|Title||Network Flow Routing under Strategic Link Disruptions|
|Publication Type||Conference Papers|
|Year of Publication||2015|
|Authors||Dahan, M., and S. Amin|
|Conference Name||2015 53rd Annual Allerton Conference on Communication, Control, and Computing (Allerton)|
|Keywords||2-player strategic game, attacker expected attack cost, attacker marginal lost flow value, defender expected transportation cost, defender marginal effective flow value, directed graphs, duality (mathematics), effective flow value, Electronic mail, Environmental engineering, game theory, Games, linear programming, linear programming duality, max-flow min-cut theorem, minimisation, minimum transportation cost problem, mixed Nash equilibrium, Nash equilibrium, network flow routing, network theory (graphs), payoff value, Routing, strategic link disruptions, Supply and demand, Transportation, zero-sum game|
This paper considers a 2-player strategic game for network routing under link disruptions. Player 1 (defender) routes flow through a network to maximize her value of effective flow while facing transportation costs. Player 2 (attacker) simultaneously disrupts one or more links to maximize her value of lost flow but also faces cost of disrupting links. This game is strategically equivalent to a zero-sum game. Linear programming duality and the max-flow min-cut theorem are applied to obtain properties that are satisfied in any mixed Nash equilibrium. In any equilibrium, both players achieve identical payoffs.
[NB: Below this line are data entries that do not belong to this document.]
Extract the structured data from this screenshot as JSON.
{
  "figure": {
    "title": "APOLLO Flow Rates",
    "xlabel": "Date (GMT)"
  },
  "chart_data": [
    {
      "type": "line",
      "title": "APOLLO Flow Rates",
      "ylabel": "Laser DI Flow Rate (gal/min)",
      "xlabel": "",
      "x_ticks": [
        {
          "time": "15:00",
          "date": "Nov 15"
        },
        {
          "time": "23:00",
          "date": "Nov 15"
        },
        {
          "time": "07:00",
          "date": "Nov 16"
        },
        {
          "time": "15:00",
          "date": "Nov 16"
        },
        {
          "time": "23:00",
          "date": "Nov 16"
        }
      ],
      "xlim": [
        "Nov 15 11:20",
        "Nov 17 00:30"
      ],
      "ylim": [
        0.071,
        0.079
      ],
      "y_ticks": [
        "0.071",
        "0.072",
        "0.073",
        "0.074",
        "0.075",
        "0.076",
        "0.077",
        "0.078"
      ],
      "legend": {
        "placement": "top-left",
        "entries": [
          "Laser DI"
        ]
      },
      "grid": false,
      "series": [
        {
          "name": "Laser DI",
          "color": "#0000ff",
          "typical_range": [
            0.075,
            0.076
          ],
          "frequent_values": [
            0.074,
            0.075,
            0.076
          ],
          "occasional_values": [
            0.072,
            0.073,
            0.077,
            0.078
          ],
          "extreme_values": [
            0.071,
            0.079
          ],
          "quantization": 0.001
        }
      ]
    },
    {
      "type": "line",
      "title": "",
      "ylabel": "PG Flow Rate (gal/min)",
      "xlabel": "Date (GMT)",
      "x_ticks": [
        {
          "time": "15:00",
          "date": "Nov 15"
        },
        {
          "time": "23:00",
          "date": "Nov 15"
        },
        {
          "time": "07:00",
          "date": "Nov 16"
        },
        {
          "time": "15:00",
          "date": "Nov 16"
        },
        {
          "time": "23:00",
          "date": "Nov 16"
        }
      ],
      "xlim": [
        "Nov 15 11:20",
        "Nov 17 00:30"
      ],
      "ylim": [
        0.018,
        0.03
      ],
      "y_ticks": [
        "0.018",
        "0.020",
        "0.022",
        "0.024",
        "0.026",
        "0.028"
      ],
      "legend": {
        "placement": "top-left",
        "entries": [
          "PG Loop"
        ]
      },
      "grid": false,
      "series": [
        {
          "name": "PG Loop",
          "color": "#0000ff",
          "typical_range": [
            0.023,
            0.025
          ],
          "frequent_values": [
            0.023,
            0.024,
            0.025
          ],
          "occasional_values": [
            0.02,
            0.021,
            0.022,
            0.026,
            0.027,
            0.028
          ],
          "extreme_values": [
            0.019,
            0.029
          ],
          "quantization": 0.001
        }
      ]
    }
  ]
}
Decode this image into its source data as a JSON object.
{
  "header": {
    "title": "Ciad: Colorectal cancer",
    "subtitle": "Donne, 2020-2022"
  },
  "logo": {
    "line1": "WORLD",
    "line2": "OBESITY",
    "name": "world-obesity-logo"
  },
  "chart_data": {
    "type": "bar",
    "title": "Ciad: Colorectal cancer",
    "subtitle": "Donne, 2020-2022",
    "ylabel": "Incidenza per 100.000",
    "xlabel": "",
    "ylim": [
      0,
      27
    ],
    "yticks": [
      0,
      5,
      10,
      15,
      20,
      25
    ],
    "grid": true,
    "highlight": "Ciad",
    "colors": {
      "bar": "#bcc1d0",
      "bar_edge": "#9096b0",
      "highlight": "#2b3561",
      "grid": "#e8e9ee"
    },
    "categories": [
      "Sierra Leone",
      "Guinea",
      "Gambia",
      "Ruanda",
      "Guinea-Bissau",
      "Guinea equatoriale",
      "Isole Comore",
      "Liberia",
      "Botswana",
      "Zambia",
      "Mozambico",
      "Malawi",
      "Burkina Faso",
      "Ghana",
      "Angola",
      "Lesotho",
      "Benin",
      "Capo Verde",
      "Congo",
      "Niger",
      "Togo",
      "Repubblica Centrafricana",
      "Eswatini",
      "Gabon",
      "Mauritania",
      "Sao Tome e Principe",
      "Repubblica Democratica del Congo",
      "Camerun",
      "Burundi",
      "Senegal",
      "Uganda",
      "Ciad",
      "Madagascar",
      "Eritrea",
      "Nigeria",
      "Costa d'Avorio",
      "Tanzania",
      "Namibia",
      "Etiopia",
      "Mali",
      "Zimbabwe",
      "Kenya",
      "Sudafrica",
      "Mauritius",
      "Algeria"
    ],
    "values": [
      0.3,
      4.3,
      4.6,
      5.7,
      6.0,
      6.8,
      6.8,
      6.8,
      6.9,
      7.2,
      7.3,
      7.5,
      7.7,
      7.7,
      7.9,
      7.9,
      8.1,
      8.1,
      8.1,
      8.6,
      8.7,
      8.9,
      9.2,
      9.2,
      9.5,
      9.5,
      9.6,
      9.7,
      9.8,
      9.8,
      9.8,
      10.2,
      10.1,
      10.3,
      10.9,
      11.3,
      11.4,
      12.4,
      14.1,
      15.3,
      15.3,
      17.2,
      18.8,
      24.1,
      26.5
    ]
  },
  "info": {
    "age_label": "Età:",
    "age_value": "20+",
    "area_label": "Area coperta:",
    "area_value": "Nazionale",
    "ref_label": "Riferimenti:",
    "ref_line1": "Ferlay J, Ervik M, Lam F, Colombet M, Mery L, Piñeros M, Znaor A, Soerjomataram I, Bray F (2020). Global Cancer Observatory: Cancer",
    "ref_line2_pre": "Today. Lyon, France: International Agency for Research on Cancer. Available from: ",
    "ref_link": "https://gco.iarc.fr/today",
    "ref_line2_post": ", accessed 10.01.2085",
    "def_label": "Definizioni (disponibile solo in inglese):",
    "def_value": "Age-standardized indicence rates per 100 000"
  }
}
While the defender's expected transportation cost decreases in attacker's marginal value of lost flow, the attacker's expected cost of attack increases in defender's marginal value of effective flow. Interestingly, the expected amount of effective flow decreases in both these parameters. These results can be viewed as a generalization of the classical max-flow with minimum transportation cost problem to adversarial environments.